Haiti’s president: despite coup attempts he backs democracy


UNITED NATIONS — Haiti’s president blamed powerful oligarchs on Monday for seven attempts in his four-year term to overthrow Haiti’s democratic system, most recently an attempted coup on Feb. 7, but said he remains committed to democracy.

Jovenel Moise defended his use of decrees — recently retiring three supreme court judges and appointing their replacements. He said he had to take off his “gloves” to fight against organized crime, rampant insecurity and kidnapping instigated by the oligarchs.

Nonetheless, he told a virtual meeting of the U.N. Security Council that “we see the democratic regime and elections are the only way to have access to power.”

The president spoke after U.N. special envoy for Haiti, Helen La Lime, told members that efforts by part of the opposition to unseat Moise on Feb. 7, as well as the president’s actions reacting to the alleged coup attempt and a senior judge’s announcement of his appointment as interim head of state, “have further hardened the positions of the principal actors in the political crisis that has for too long affected the lives of the Haitian population.”

“As the country prepares to enter a tense pre-electoral period, the polarization that has defined most of president Moise’s term in office has become even more acute,” she said, pointing to shrinking civic space and an alarming and deteriorating humanitarian situation.

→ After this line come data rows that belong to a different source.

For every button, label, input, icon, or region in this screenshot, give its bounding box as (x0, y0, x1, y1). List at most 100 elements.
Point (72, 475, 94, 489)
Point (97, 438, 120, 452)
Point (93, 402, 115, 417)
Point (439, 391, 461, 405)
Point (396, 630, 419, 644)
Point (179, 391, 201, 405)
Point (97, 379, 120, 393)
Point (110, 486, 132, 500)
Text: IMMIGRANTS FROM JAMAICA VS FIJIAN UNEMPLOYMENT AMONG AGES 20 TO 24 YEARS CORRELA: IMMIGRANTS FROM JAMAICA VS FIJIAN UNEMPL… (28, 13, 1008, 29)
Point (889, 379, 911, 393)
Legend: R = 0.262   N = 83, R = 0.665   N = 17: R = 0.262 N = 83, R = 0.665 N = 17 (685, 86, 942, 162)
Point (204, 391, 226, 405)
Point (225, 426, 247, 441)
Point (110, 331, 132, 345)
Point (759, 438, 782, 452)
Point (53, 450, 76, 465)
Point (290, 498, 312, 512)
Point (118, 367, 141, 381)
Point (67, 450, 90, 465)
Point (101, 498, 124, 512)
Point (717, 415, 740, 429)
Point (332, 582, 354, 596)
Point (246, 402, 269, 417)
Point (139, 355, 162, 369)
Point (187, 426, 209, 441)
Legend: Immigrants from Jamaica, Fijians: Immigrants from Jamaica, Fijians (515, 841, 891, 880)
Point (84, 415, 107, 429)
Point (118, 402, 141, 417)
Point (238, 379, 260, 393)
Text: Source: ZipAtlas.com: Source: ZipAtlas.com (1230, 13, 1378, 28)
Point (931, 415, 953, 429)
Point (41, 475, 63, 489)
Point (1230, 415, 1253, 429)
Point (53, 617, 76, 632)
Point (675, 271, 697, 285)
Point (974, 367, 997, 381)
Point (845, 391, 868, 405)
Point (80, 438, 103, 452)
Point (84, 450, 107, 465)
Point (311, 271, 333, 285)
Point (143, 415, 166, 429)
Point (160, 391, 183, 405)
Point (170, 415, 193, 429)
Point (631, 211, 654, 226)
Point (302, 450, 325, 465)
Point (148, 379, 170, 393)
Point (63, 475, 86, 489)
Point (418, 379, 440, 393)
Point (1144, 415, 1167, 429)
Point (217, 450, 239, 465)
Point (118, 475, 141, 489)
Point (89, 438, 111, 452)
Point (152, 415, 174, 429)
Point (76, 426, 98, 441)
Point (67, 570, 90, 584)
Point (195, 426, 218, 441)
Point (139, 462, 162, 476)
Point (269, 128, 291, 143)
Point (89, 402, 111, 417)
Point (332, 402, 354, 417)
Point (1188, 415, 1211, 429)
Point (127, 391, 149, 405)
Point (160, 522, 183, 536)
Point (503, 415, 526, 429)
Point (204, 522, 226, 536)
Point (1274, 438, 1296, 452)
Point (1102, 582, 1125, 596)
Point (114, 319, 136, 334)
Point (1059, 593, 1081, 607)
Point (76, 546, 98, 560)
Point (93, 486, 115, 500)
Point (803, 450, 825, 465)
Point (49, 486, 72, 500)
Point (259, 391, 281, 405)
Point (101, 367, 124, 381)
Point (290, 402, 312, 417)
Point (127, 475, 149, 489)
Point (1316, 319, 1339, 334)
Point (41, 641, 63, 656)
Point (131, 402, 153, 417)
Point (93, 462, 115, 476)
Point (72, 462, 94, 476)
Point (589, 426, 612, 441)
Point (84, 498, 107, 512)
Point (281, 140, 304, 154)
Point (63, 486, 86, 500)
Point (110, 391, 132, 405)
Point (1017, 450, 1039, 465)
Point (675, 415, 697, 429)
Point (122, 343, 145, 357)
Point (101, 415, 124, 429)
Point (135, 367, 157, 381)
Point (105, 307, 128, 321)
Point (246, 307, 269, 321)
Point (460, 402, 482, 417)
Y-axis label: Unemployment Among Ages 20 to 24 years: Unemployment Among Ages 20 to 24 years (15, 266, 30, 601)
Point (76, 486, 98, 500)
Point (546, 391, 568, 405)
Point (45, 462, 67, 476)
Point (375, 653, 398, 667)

La Lime also cited the Feb. 14 peaceful demonstration in the capital Port-au-Prince by some 3,000 demonstrators “to denounce what they deem to be a looming risk of return to authoritarian rule.”

The opposition claims that Moïse’s five-year term ended on Feb. 7, but Moïse has reiterated that it ends in February 2022 since he wasn’t sworn in until 2017. Prior to that, a provisional president ruled Haiti for one year following chaotic elections marred by allegations of fraud.

Moise has repeatedly said he will step down in February 2022 and has called for legislative and presidential elections to be held Sept. 19, with a runoff scheduled for Nov. 21.

Critics accuse Moïse of amassing more power in recent months, noting that he already had been ruling by presidential decree ever since he dissolved the majority of Parliament in January 2020 after failing to hold legislative elections in 2019 amid political gridlock.

Moise countered that the government faces “an enemy which is powerful and has a great deal of means.”

He said his administration put in place an economic system “to stop the systematic pillaging by our authorities to the detriment of our people” but the oligarchs didn’t want reforms or change so he instituted reforms in the utility sector and purchase of petrol, and dismantled 64 of the 100 existing gangs the oligarchs support.

The president’s use of decrees drew a strong reaction from acting U.S. deputy ambassador Jeffrey DeLaurentis who said the Biden administration “is disturbed that Haiti’s prolonged period of rule by decree continues.”

“We believe decrees should be limited to actions necessary for essential functions, safety and conduct of elections,” he said. “However, recent actions unilaterally removing and appointing three supreme court judges, creating a national intelligence agency, and actions constraining the role of Haiti’s independent audit agency risk damaging Haiti’s core institutions.”

President Moise told the council he will continue to use decrees “in a limited fashion until the parliamentary and presidential elections this year.”

DeLaurentis urged Haiti’s government to hold overdue legislative elections “as soon as possible to restore the parliament’s constitutional role.”